Priape & Vénus - Le doigt d'honneur

Média :
Image :
Texte :

Jeune femme passionnée par la Rome antique, j’ai développé, au cours de mes études et au fil de diverses conférences et lectures, un intérêt grandissant pour la sexualité des Romains. Comment le sexe était-il perçu, pratiqué ou évoqué par nos ancêtres ? Voilà l’objectif de cette chronique qui tentera d’expliquer le présent par le passé.

Quoi de plus banal que le doigt d’honneur ? Synonyme silencieux de « Va te faire *** », peu importe quoi, pourvu que ce soit vulgaire ou humiliant, il est véritablement inscrit dans notre société et dans la communication non-verbale. On en use et en abuse tellement qu’il en est venu à se vider de sa substance offensive pour n’être qu’un moyen de dire à un ami qu’il nous ennuie. Avec ma soeur, il est même devenu un « indispensable » de nos discussions. Le moyen parfait de clore un sujet qui nous gêne ou juste pour rire.

Enfant, on nous apprend qu’il s’agit d’un geste insultant que nous ne devons surtout pas reproduire. Mais quel mal se cache derrière le fait de lever son majeur ? Il existe plusieurs légendes associées au doigt d’honneur. L’une d’elle remonte même jusqu’à l’Antiquité. 
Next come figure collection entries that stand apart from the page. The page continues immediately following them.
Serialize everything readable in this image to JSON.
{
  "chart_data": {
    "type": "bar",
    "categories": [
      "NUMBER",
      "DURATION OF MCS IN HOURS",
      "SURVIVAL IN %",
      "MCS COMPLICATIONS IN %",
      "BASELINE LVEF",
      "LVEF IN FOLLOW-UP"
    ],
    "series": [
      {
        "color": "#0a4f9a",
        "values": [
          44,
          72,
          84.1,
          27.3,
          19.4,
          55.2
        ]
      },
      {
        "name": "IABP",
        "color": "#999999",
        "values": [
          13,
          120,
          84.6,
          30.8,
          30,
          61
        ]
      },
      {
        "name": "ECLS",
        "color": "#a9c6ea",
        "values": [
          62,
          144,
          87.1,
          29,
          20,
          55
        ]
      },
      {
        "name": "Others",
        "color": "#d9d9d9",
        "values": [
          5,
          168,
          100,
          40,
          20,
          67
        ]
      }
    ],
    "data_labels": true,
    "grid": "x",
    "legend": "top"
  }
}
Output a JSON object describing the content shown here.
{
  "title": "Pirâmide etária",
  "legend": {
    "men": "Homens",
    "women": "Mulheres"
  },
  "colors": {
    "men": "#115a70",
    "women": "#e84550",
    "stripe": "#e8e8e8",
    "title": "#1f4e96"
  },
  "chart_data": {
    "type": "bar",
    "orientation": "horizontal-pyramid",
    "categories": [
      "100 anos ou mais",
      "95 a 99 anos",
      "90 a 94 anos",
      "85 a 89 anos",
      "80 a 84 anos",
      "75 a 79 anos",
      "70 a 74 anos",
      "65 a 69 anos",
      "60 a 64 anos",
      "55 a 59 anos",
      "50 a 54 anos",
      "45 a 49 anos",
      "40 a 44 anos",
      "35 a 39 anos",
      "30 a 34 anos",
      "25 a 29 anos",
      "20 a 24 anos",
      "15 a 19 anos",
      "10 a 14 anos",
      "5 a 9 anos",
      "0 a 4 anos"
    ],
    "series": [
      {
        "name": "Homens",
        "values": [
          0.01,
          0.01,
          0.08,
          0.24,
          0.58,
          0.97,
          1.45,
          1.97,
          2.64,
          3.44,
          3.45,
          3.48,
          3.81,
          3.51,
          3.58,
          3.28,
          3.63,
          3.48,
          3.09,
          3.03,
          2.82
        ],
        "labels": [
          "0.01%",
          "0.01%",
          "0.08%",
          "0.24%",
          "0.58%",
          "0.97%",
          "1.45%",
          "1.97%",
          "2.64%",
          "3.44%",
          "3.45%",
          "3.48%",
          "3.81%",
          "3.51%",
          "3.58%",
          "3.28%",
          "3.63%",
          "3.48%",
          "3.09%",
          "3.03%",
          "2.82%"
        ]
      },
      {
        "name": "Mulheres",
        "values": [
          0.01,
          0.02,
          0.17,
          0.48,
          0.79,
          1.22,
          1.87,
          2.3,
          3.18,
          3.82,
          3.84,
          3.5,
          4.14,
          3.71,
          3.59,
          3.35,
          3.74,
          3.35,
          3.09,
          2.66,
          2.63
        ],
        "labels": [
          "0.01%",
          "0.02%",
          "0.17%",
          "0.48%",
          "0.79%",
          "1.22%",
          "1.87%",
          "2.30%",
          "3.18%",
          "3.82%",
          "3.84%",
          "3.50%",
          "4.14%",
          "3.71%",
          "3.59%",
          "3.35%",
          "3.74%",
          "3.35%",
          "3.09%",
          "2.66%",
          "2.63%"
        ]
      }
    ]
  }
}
La gestuelle du doigt d’honneur représente un sexe masculin en érection. Les deux doigts qui l’entourent représentant les testicules. Si cela n’est pas très étonnant, sachez qu’il existe l’équivalent féminin : la mano fica qui représente une vulve. Moins connu et moins représenté, comme toujours pour le sexe féminin. 

 

Image :
Figure 1 : Amulette romaine avec un geste de la figue et un phallus retrouvée à Pompéi, Ier siècle av. J.-C. 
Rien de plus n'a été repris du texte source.